28542_2_美沢川流域の遺跡群14.pdf
発掘報告書の表題は、以下の通りである。
北埋調報69美沢川流域の遺跡群ⅩⅣ:
美沢3遺跡・美々3遺跡・美々8遺跡、
西暦1990年、財団法人北海道埋蔵文化財センター。
遺物はこのうち、美々3遺跡で出土した
ようである。美沢3遺跡と美々8遺跡は
近接しているが、美々3遺跡は、これら
に対し、西1km程度離れたところにあ
るらしい。美々8遺跡からは近世の遺物
も出土している。千歳空港の、当時建設
中の新しい滑走路の中に有る遺跡だとい
う事らしい。
 遺跡の場所は、第1pdf冒頭の調査
の概要によると、北海道千歳市美々
988-25で、苫小牧市との境近くの
ようである。また、遺物が出土したのは、
西暦1990年前後のようである。
 遺物の成立年代は、美々第3遺跡の、
ピット46から出土したが、北海道の
縄文時代晩期の頃のものと見られるとの
旨が、発掘報告書第1本文pdfの、
第176ページ付近に記載されているよ
うに読み取れる。紀元前の事であろうか。
 遺物の写真が、発掘報告書の第2写真
図版pdfの写真図版Ⅲの第76の、
中央左に在り、多分だがピット46の
遺物だと見られる。ナンバリングが特に
無い、大型の広口瓶のように見える土器
である。

美々奔王.gif

 上図のように、

土器の下部に王と書いてあって、

口の部分の黒い煤の模様が、奉のように
も見える。

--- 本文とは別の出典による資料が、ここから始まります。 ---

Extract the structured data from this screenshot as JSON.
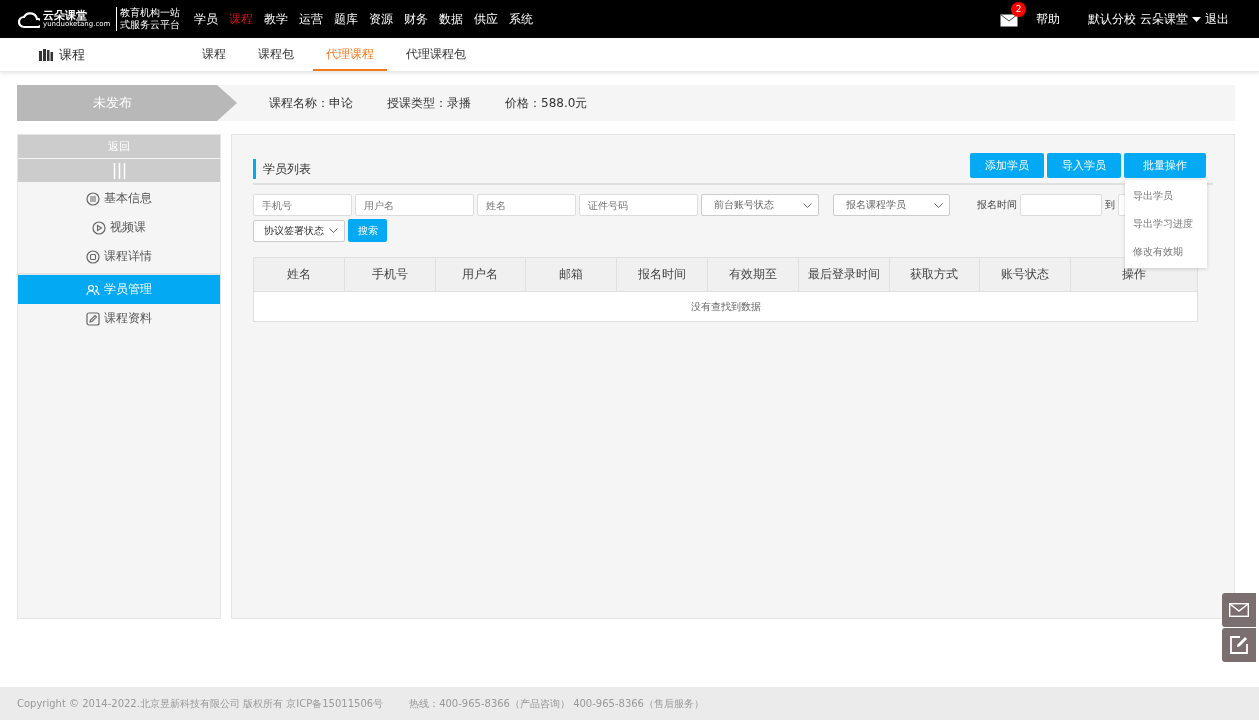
{
  "top_nav": {
    "logo": {
      "name": "云朵课堂",
      "url": "yunduoketang.com",
      "slogan": [
        "教育机构一站",
        "式服务云平台"
      ]
    },
    "menu": [
      {
        "label": "学员",
        "selected": false
      },
      {
        "label": "课程",
        "selected": true
      },
      {
        "label": "教学",
        "selected": false
      },
      {
        "label": "运营",
        "selected": false
      },
      {
        "label": "题库",
        "selected": false
      },
      {
        "label": "资源",
        "selected": false
      },
      {
        "label": "财务",
        "selected": false
      },
      {
        "label": "数据",
        "selected": false
      },
      {
        "label": "供应",
        "selected": false
      },
      {
        "label": "系统",
        "selected": false
      }
    ],
    "messages_badge": "2",
    "help": "帮助",
    "school": "默认分校",
    "user": "云朵课堂",
    "logout": "退出"
  },
  "sub_nav": {
    "title": "课程",
    "tabs": [
      {
        "label": "课程",
        "selected": false
      },
      {
        "label": "课程包",
        "selected": false
      },
      {
        "label": "代理课程",
        "selected": true
      },
      {
        "label": "代理课程包",
        "selected": false
      }
    ]
  },
  "course_bar": {
    "status": "未发布",
    "fields": [
      {
        "label": "课程名称：",
        "value": "申论"
      },
      {
        "label": "授课类型：",
        "value": "录播"
      },
      {
        "label": "价格：",
        "value": "588.0元"
      }
    ]
  },
  "sidebar": {
    "back": "返回",
    "groups": [
      [
        {
          "label": "基本信息",
          "selected": false
        },
        {
          "label": "视频课",
          "selected": false
        },
        {
          "label": "课程详情",
          "selected": false
        }
      ],
      [
        {
          "label": "学员管理",
          "selected": true
        },
        {
          "label": "课程资料",
          "selected": false
        }
      ]
    ]
  },
  "main": {
    "title": "学员列表",
    "buttons": [
      "添加学员",
      "导入学员",
      "批量操作"
    ],
    "batch_menu": [
      "导出学员",
      "导出学习进度",
      "修改有效期"
    ],
    "filters": [
      {
        "kind": "input",
        "placeholder": "手机号"
      },
      {
        "kind": "input",
        "placeholder": "用户名"
      },
      {
        "kind": "input",
        "placeholder": "姓名"
      },
      {
        "kind": "input",
        "placeholder": "证件号码"
      },
      {
        "kind": "select",
        "value": "前台账号状态"
      },
      {
        "kind": "select",
        "value": "报名课程学员"
      },
      {
        "kind": "date_range",
        "label": "报名时间",
        "separator": "到"
      },
      {
        "kind": "select",
        "value": "协议签署状态"
      },
      {
        "kind": "button",
        "label": "搜索"
      }
    ],
    "table": {
      "columns": [
        "姓名",
        "手机号",
        "用户名",
        "邮箱",
        "报名时间",
        "有效期至",
        "最后登录时间",
        "获取方式",
        "账号状态",
        "操作"
      ],
      "empty_text": "没有查找到数据"
    }
  },
  "footer": {
    "copyright": "Copyright © 2014-2022.北京昱新科技有限公司 版权所有 京ICP备15011506号",
    "hotline": "热线：400-965-8366（产品咨询） 400-965-8366（售后服务）"
  }
}
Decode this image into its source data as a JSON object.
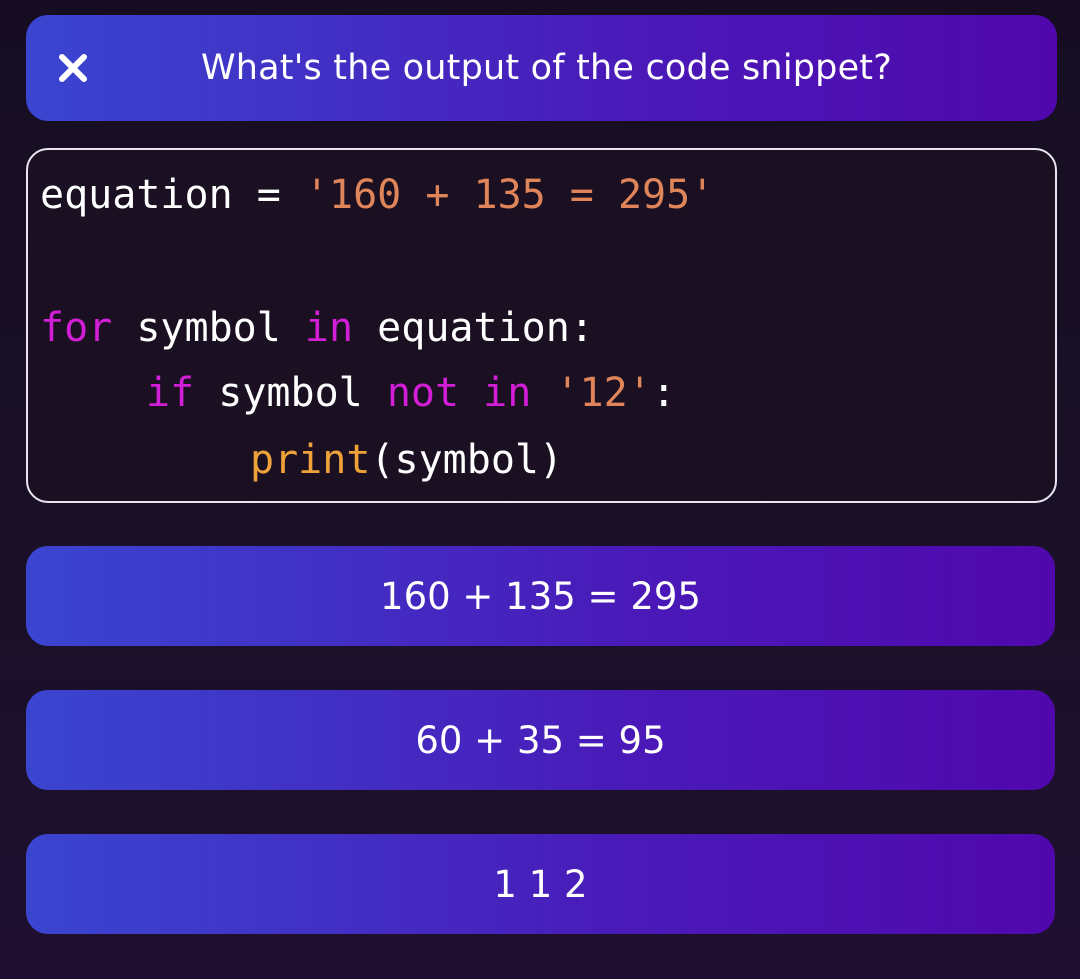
{
  "header": {
    "close_icon": "close-icon",
    "question": "What's the output of the code snippet?"
  },
  "code": {
    "line1": {
      "var": "equation",
      "op": " = ",
      "str": "'160 + 135 = 295'"
    },
    "line3": {
      "kw_for": "for",
      "var": " symbol ",
      "kw_in": "in",
      "rest": " equation:"
    },
    "line4": {
      "kw_if": "if",
      "var": " symbol ",
      "kw_not_in": "not in",
      "space": " ",
      "str": "'12'",
      "colon": ":"
    },
    "line5": {
      "fn": "print",
      "args": "(symbol)"
    }
  },
  "options": [
    {
      "label": "160 + 135 = 295"
    },
    {
      "label": "60 + 35 = 95"
    },
    {
      "label": "1 1 2"
    }
  ],
  "colors": {
    "keyword": "#d21ed6",
    "string": "#e0855a",
    "function": "#f0a23a",
    "accent_start": "#3a45d0",
    "accent_end": "#5008ac"
  }
}
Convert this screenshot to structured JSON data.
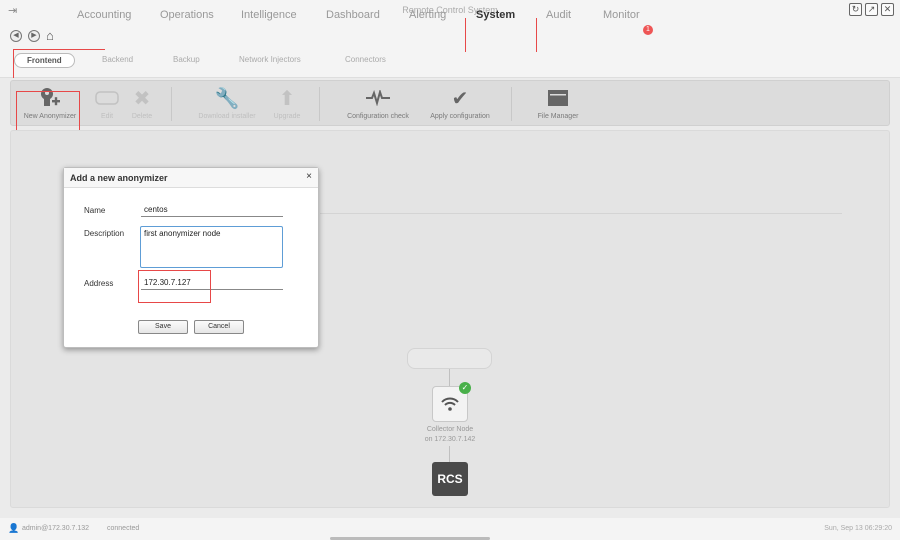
{
  "window": {
    "title": "Remote Control System"
  },
  "main_tabs": [
    {
      "label": "Accounting"
    },
    {
      "label": "Operations"
    },
    {
      "label": "Intelligence"
    },
    {
      "label": "Dashboard"
    },
    {
      "label": "Alerting"
    },
    {
      "label": "System",
      "active": true
    },
    {
      "label": "Audit"
    },
    {
      "label": "Monitor",
      "badge": "1"
    }
  ],
  "sub_tabs": [
    {
      "label": "Frontend",
      "active": true
    },
    {
      "label": "Backend"
    },
    {
      "label": "Backup"
    },
    {
      "label": "Network Injectors"
    },
    {
      "label": "Connectors"
    }
  ],
  "toolbar": {
    "new_anonymizer": "New Anonymizer",
    "edit": "Edit",
    "delete": "Delete",
    "download_installer": "Download installer",
    "upgrade": "Upgrade",
    "configuration_check": "Configuration check",
    "apply_configuration": "Apply configuration",
    "file_manager": "File Manager"
  },
  "canvas": {
    "collector_label_1": "Collector Node",
    "collector_label_2": "on 172.30.7.142",
    "rcs_label": "RCS"
  },
  "dialog": {
    "title": "Add a new anonymizer",
    "name_label": "Name",
    "name_value": "centos",
    "description_label": "Description",
    "description_value": "first anonymizer node",
    "address_label": "Address",
    "address_value": "172.30.7.127",
    "save_label": "Save",
    "cancel_label": "Cancel"
  },
  "status": {
    "user": "admin@172.30.7.132",
    "connection": "connected",
    "datetime": "Sun, Sep 13   06:29:20"
  },
  "colors": {
    "accent_red": "#e74848",
    "ok_green": "#49b04a",
    "focus_blue": "#5e9dd6"
  }
}
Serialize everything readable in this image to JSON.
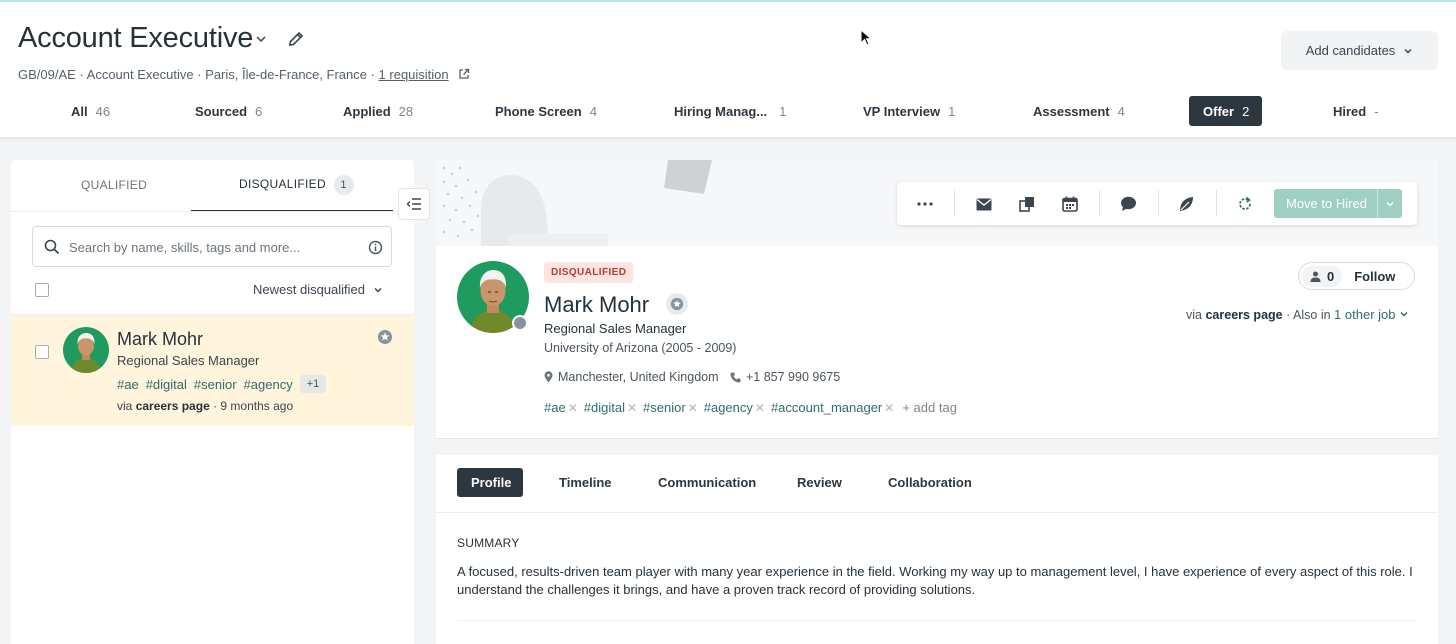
{
  "header": {
    "title": "Account Executive",
    "meta": "GB/09/AE · Account Executive · Paris, Île-de-France, France ·",
    "requisition": "1 requisition",
    "add_candidates": "Add candidates",
    "stages": [
      {
        "label": "All",
        "count": "46"
      },
      {
        "label": "Sourced",
        "count": "6"
      },
      {
        "label": "Applied",
        "count": "28"
      },
      {
        "label": "Phone Screen",
        "count": "4"
      },
      {
        "label": "Hiring Manag...",
        "count": "1"
      },
      {
        "label": "VP Interview",
        "count": "1"
      },
      {
        "label": "Assessment",
        "count": "4"
      },
      {
        "label": "Offer",
        "count": "2"
      },
      {
        "label": "Hired",
        "count": "-"
      }
    ]
  },
  "left": {
    "tab_qualified": "QUALIFIED",
    "tab_disqualified": "DISQUALIFIED",
    "disqualified_count": "1",
    "search_placeholder": "Search by name, skills, tags and more...",
    "sort_label": "Newest disqualified",
    "candidate": {
      "name": "Mark Mohr",
      "title": "Regional Sales Manager",
      "tags": [
        "#ae",
        "#digital",
        "#senior",
        "#agency"
      ],
      "more_tags": "+1",
      "via_prefix": "via",
      "via_source": "careers page",
      "via_time": "· 9 months ago"
    }
  },
  "toolbar": {
    "move_label": "Move to Hired",
    "icons": [
      "more-icon",
      "email-icon",
      "copy-icon",
      "calendar-icon",
      "comment-icon",
      "evaluate-icon",
      "refresh-icon"
    ]
  },
  "profile": {
    "status": "DISQUALIFIED",
    "name": "Mark Mohr",
    "title": "Regional Sales Manager",
    "education": "University of Arizona (2005 - 2009)",
    "location": "Manchester, United Kingdom",
    "phone": "+1 857 990 9675",
    "tags": [
      "#ae",
      "#digital",
      "#senior",
      "#agency",
      "#account_manager"
    ],
    "add_tag": "add tag",
    "followers": "0",
    "follow_label": "Follow",
    "via_prefix": "via",
    "via_source": "careers page",
    "also_in": "· Also in",
    "other_job": "1 other job"
  },
  "detail": {
    "tabs": [
      "Profile",
      "Timeline",
      "Communication",
      "Review",
      "Collaboration"
    ],
    "summary_heading": "SUMMARY",
    "summary_text": "A focused, results-driven team player with many year experience in the field. Working my way up to management level, I have experience of every aspect of this role. I understand the challenges it brings, and have a proven track record of providing solutions."
  },
  "colors": {
    "accent_teal": "#2f6d6c",
    "dark": "#2d3740",
    "move_button": "#9fcfc3",
    "disqualified_bg": "#fde6e2",
    "highlight_row": "#fff4dc"
  }
}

その他、王の左下に重なって、
もう一つ王が有り、元々の大きな王の字
の少し上にも、擦れて奉の字に見える、
煤のような模様がある。
 口に太い縞が数本と、細かい縦じまが
全面に入り、

北海道晩期の縄文土器だと言われれば、
確かにそう見える

が、北海道にその頃文字文化は無かった
はずである。
 とりあえず、

王が墨書だとしたら、それだけで問題

になるのではないかと認識する。
 目下のところ、第1字目の奉が2字共
に不明確なため、偶然模様としておきた
い。後日たくさん見つかったら、アイヌ
の時代に「奉王」という記号が、後代に
なって意識的に忘却されたと解釈しなけ
れば、ならなくなるかもしれないと思う。